Remdesivir, the only antiviral drug authorized to treat COVID-19 could become far more accessible soon. On Monday, Gilead Sciences (GILD 0.07%) finished submitting a new drug application (NDA) to the FDA that could lead to full approval of the broad-spectrum antiviral, to be marketed as a treatment for COVID-19 under the brand name Veklury.

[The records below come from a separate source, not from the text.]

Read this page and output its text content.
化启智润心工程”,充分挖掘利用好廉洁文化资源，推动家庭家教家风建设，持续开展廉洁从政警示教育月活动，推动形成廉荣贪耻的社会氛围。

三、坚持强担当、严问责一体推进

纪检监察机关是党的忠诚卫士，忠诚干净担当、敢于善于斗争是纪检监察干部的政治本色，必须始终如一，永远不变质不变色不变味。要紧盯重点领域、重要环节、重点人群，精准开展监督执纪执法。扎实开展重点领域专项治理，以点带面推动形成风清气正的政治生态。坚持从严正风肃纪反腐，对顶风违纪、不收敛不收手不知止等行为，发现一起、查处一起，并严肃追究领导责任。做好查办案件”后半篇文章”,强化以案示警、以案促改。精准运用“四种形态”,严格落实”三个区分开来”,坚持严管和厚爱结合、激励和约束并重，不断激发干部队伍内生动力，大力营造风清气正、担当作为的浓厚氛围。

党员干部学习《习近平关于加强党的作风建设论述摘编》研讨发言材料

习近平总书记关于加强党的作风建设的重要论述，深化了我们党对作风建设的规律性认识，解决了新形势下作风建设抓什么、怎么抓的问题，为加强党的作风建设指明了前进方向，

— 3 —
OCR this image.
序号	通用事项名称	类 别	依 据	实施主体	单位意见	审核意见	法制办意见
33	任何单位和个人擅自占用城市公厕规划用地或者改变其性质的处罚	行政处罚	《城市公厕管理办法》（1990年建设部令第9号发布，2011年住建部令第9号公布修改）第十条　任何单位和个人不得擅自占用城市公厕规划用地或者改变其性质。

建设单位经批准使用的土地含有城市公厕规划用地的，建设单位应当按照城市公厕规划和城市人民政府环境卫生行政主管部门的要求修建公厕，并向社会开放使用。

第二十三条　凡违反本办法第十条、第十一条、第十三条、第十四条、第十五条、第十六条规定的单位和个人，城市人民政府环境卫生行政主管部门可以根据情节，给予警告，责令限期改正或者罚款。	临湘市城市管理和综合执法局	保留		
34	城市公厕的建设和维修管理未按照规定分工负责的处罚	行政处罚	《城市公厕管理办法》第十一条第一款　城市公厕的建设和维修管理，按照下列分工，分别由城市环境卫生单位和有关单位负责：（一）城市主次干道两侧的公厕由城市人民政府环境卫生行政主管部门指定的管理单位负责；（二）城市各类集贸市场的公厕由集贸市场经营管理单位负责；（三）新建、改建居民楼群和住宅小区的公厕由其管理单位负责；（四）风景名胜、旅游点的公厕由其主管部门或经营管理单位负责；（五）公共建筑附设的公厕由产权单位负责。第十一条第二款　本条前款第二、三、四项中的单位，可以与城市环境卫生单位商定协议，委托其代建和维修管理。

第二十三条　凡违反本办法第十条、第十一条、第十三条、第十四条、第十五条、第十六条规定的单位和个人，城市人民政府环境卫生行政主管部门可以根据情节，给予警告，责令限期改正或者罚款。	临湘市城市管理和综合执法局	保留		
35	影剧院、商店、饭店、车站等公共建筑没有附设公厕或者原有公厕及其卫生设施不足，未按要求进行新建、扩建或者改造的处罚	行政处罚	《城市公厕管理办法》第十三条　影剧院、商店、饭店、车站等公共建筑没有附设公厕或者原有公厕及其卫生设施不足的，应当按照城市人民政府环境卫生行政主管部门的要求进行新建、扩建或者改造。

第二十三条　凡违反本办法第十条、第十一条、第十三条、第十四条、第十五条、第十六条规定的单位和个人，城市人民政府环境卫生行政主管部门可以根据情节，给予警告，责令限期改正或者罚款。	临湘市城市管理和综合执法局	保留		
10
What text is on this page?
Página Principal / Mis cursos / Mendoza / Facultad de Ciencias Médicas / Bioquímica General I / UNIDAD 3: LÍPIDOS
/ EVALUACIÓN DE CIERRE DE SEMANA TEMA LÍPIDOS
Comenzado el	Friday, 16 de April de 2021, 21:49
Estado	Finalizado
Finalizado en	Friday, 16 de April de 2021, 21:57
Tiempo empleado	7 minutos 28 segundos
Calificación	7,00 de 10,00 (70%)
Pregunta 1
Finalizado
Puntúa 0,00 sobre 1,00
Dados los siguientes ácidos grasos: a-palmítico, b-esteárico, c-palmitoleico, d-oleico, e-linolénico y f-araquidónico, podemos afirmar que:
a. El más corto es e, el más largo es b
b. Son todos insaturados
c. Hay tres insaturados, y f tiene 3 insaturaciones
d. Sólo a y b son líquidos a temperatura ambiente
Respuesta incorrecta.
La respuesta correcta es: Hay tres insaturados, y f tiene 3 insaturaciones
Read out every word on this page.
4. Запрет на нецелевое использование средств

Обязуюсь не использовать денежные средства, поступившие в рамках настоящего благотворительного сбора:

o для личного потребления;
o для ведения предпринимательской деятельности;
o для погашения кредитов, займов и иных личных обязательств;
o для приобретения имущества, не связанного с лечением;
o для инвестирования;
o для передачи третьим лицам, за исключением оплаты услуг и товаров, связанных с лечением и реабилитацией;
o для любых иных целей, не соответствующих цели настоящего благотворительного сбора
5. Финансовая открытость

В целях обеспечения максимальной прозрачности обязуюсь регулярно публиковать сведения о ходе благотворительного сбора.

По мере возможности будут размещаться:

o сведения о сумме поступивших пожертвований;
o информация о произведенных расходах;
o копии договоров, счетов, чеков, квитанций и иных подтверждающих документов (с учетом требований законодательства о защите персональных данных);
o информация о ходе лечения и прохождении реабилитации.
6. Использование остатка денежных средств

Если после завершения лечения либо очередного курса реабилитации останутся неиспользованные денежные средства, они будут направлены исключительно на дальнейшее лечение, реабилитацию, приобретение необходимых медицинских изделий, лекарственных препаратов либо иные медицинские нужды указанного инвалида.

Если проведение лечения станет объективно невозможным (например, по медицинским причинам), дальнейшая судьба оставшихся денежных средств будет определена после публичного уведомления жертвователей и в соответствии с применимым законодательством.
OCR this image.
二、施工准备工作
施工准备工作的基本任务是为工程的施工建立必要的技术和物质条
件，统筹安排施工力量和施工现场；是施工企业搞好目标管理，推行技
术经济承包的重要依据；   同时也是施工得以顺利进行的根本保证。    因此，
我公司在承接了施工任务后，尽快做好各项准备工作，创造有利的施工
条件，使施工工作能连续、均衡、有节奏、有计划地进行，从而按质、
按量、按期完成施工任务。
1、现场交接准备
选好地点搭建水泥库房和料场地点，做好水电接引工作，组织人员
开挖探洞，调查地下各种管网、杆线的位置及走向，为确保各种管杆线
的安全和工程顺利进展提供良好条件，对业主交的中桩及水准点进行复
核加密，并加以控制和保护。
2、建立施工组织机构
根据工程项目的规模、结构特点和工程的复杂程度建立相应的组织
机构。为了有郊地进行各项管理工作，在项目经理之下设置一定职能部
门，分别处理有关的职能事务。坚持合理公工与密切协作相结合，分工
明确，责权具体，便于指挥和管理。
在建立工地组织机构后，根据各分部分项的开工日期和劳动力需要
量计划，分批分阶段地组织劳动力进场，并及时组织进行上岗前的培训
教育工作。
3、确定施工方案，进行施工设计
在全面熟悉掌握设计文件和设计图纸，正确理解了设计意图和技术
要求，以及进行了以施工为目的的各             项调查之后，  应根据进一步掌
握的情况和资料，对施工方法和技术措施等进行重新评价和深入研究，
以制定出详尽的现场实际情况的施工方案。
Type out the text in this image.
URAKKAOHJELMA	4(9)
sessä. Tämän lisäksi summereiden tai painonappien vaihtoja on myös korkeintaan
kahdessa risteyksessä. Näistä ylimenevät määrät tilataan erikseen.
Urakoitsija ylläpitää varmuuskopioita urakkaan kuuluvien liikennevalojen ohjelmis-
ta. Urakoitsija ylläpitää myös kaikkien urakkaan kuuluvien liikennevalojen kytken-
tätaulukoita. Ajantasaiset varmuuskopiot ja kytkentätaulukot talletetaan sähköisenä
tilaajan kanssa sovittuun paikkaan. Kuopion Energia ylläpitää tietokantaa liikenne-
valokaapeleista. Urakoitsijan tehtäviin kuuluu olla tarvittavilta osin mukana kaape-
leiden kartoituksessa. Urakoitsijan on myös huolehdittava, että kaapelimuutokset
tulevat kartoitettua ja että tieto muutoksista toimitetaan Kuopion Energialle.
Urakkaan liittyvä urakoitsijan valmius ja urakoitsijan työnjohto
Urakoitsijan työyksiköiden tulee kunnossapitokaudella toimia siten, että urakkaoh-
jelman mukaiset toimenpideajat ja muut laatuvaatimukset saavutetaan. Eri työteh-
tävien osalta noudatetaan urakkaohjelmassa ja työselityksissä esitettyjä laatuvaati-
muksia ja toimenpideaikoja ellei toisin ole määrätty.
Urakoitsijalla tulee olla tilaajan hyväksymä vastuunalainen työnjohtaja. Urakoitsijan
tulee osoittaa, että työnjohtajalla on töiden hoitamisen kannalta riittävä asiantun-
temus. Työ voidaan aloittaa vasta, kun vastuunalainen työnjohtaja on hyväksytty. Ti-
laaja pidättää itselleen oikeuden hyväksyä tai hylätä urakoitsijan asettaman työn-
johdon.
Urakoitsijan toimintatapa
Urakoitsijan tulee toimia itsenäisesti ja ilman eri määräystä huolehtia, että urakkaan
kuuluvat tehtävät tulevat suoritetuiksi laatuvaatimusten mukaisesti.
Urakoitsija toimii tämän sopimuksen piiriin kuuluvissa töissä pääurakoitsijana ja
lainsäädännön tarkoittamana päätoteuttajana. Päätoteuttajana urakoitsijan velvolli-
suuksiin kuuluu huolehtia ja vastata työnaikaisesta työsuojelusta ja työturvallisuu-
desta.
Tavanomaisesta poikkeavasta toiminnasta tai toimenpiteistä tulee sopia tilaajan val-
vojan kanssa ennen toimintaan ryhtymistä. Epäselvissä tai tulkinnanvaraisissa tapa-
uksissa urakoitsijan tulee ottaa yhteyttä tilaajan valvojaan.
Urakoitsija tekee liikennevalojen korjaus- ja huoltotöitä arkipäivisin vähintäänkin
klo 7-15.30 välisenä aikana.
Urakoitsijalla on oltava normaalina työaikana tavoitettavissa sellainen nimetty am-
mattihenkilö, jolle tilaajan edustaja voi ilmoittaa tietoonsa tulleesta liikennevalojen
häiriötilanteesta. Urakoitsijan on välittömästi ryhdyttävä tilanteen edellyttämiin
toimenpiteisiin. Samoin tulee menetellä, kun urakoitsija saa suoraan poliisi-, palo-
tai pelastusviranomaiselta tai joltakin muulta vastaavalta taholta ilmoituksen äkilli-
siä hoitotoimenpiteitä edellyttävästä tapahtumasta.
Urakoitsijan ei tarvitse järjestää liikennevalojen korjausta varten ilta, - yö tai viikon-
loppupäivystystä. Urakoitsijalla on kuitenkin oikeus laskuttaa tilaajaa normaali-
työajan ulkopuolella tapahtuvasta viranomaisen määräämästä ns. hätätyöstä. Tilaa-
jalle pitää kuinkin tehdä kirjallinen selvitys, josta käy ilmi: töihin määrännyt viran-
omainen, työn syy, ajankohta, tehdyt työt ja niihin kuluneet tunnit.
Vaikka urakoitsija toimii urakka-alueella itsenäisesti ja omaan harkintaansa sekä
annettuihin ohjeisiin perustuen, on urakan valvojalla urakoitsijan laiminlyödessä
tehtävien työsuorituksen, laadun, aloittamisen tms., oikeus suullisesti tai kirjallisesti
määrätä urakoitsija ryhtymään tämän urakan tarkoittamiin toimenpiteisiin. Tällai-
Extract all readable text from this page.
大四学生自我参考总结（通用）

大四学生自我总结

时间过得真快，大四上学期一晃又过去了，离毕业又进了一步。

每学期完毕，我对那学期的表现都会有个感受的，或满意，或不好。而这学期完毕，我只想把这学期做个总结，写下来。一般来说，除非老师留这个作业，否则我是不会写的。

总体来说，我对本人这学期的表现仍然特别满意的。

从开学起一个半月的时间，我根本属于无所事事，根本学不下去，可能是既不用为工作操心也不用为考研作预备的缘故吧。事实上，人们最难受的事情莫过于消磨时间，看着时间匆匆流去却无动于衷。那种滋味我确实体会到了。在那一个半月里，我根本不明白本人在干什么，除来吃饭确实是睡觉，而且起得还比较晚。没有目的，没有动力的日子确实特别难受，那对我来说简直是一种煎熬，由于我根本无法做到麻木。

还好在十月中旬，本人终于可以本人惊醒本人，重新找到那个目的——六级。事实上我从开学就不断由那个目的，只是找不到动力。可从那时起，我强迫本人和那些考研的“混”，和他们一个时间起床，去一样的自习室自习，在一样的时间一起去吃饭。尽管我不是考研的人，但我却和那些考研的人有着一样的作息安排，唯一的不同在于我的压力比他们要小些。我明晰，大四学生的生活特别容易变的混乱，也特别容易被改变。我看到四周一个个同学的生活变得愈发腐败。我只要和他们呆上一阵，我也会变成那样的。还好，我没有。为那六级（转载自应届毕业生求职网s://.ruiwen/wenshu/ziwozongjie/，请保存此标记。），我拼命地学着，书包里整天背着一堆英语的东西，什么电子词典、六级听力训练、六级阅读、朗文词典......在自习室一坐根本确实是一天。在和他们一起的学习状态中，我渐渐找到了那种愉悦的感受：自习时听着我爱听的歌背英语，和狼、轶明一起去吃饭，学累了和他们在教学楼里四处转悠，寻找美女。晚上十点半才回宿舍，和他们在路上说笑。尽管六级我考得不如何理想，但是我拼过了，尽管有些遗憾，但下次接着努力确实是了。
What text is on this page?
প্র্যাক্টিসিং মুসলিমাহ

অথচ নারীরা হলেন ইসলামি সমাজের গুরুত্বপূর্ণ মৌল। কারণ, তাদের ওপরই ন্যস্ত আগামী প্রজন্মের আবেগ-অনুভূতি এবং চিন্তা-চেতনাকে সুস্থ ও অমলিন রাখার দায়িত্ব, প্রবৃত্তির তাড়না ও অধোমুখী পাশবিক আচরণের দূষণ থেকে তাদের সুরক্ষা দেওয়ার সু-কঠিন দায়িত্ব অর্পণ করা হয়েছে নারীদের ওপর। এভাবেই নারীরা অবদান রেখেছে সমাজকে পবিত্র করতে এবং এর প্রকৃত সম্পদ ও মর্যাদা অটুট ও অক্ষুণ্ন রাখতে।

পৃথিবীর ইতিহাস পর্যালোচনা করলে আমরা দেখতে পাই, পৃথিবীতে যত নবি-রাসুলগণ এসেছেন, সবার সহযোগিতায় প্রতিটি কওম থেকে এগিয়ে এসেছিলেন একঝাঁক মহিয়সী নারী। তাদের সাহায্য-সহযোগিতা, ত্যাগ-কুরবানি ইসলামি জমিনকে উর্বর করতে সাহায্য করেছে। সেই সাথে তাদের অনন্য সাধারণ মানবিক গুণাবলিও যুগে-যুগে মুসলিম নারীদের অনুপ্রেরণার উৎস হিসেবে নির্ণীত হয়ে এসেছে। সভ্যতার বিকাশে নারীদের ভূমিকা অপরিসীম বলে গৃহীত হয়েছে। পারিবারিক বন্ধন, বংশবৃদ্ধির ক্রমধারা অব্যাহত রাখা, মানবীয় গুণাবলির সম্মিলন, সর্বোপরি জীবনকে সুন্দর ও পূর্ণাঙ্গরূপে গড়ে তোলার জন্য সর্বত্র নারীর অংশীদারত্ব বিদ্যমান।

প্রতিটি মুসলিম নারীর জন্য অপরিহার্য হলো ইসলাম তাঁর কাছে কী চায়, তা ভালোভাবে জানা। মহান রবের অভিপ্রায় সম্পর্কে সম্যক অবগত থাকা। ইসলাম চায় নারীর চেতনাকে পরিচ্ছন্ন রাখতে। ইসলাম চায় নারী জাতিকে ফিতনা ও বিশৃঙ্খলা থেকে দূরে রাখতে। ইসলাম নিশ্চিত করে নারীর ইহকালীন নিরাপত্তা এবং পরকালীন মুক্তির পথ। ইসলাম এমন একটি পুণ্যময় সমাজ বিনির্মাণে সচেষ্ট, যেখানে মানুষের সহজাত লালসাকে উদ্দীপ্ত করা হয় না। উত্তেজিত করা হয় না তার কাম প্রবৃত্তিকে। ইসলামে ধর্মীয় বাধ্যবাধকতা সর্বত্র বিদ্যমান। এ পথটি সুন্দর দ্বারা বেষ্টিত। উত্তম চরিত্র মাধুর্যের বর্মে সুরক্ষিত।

At the moment, Veklury is available under an emergency use authorization (EUA) that will lapse once the circumstances that justify it no longer exist. In addition to providing the company with some clarity about Veklury's future, a normal FDA approval will allow the company to actually market the drug and gain more control over its distribution.

Blood sample labeled COVID-19 positive.

Image source: Getty Images.

Under its EUA, Veklury can only be administered to patients with severe COVID-19, but it's unlikely that full approval will significantly boost sales into the larger population of patients with milder cases. Veklury needs to be administered through an intravenous infusion over a five-day treatment regimen.

The NDA is supported by two single-arm phase 3 trials that have told us very little. If the FDA hits a sticking point over Veklury, it will be the lack of a mortality benefit observed during the only randomized, placebo-controlled study supporting the application, a phase 3 trial conducted by the National Institute of Allergy and Infectious Diseases (NIAID).

During the NIAID study, a majority of hospitalized patients treated with Veklury recovered after 11 days compared to 15 days among those who received the placebo. Shortening the recovery time isn't an insignificant benefit, but given that it does not produce any measurable reduction in mortality, Veklury doesn't set a high bar for incoming antiviral treatments to clear.

NIAID is currently treating patients with LY-CoV555 from Eli Lilly (LLY -1.81%) in a multi-agent head-to-head study that seeks to discover which among several experimental COVID-19 treatments performs that best.